Now NBC is stuck with an understandably angry O’Brien who probably will see this all as NBC and Leno both stabbing him in the back. In reality, O’Brien never was a good fit for 11:30, as the ratings clearly show, and he would have been smarter to be satisfied with what he was, a 12:30 personality. People are what they are, however, and you don’t get a star without the ego and ambition that make people stars.

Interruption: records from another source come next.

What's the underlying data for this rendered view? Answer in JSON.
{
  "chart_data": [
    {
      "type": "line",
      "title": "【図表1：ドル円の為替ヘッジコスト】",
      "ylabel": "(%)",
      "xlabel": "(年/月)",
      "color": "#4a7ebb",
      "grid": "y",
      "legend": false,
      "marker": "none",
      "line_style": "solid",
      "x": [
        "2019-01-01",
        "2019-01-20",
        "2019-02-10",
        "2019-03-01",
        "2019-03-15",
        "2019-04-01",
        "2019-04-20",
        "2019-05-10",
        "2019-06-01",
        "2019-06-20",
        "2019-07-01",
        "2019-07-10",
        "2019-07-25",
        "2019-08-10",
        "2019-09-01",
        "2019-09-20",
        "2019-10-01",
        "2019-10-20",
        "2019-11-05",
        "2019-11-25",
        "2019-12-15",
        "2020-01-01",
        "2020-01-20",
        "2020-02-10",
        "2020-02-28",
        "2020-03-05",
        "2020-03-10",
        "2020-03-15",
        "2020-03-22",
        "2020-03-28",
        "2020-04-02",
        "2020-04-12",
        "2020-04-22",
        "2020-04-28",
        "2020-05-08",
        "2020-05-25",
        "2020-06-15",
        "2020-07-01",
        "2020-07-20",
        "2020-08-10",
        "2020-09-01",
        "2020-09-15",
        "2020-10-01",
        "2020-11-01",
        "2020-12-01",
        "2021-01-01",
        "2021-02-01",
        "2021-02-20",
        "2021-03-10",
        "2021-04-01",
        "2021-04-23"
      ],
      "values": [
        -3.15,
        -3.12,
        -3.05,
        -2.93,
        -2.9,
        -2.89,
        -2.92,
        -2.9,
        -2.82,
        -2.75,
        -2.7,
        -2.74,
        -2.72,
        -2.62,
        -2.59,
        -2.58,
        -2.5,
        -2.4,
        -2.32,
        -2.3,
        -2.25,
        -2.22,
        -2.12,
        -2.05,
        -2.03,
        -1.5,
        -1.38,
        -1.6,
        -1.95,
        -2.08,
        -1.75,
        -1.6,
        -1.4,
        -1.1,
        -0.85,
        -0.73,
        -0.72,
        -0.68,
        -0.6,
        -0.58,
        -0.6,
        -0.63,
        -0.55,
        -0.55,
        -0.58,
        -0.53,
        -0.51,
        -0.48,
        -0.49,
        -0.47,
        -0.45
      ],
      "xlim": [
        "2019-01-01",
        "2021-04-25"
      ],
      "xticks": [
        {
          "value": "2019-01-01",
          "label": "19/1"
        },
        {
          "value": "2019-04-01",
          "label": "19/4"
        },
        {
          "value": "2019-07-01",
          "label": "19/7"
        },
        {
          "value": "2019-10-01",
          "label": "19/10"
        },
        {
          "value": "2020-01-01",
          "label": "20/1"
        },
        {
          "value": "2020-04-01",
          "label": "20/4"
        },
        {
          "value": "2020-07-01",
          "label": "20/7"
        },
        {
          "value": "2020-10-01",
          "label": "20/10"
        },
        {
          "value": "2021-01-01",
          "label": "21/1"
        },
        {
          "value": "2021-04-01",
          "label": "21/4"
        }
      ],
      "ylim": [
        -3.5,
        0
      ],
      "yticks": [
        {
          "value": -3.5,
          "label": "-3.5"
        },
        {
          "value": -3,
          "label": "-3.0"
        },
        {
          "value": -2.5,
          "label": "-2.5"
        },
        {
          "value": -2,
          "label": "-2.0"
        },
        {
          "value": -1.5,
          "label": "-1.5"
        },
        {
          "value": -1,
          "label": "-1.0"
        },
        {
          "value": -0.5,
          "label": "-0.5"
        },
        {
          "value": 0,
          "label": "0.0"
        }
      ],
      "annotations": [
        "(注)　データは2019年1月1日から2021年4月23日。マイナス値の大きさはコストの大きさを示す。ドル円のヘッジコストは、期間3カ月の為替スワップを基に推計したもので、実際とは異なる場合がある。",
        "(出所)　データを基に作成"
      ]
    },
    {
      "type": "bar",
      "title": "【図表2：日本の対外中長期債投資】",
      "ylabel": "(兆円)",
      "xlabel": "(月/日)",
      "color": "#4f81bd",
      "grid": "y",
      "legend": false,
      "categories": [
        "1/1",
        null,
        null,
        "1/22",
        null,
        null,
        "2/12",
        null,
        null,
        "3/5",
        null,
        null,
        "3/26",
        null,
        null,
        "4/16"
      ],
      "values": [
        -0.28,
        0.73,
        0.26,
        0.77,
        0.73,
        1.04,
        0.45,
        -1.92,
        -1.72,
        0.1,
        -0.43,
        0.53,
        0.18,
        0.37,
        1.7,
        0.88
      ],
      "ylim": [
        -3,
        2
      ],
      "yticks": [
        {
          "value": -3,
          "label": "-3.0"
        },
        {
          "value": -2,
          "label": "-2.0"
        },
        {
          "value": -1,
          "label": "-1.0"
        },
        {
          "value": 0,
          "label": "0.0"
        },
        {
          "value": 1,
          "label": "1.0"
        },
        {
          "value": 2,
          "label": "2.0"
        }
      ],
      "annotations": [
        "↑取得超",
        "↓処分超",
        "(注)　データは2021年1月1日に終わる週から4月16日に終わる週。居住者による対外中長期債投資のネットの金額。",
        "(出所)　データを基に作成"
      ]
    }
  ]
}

Where NBC really went wrong, however, is quite clear. In thrall to the common belief among U.S. elites that the American public is a mass of ignorant, prejudiced fools who can and should be transformed into European sophisticates through cultural brainwashing imposed by their superiors, the executives at NBC thought that they could change the audience to fit their changing product, and that changing the audience is in fact their real reason for being.
The audiences, derided in Hollywood’s inner sanctums as ignorant boobs all too easily led by mountebanks, are having the last laugh.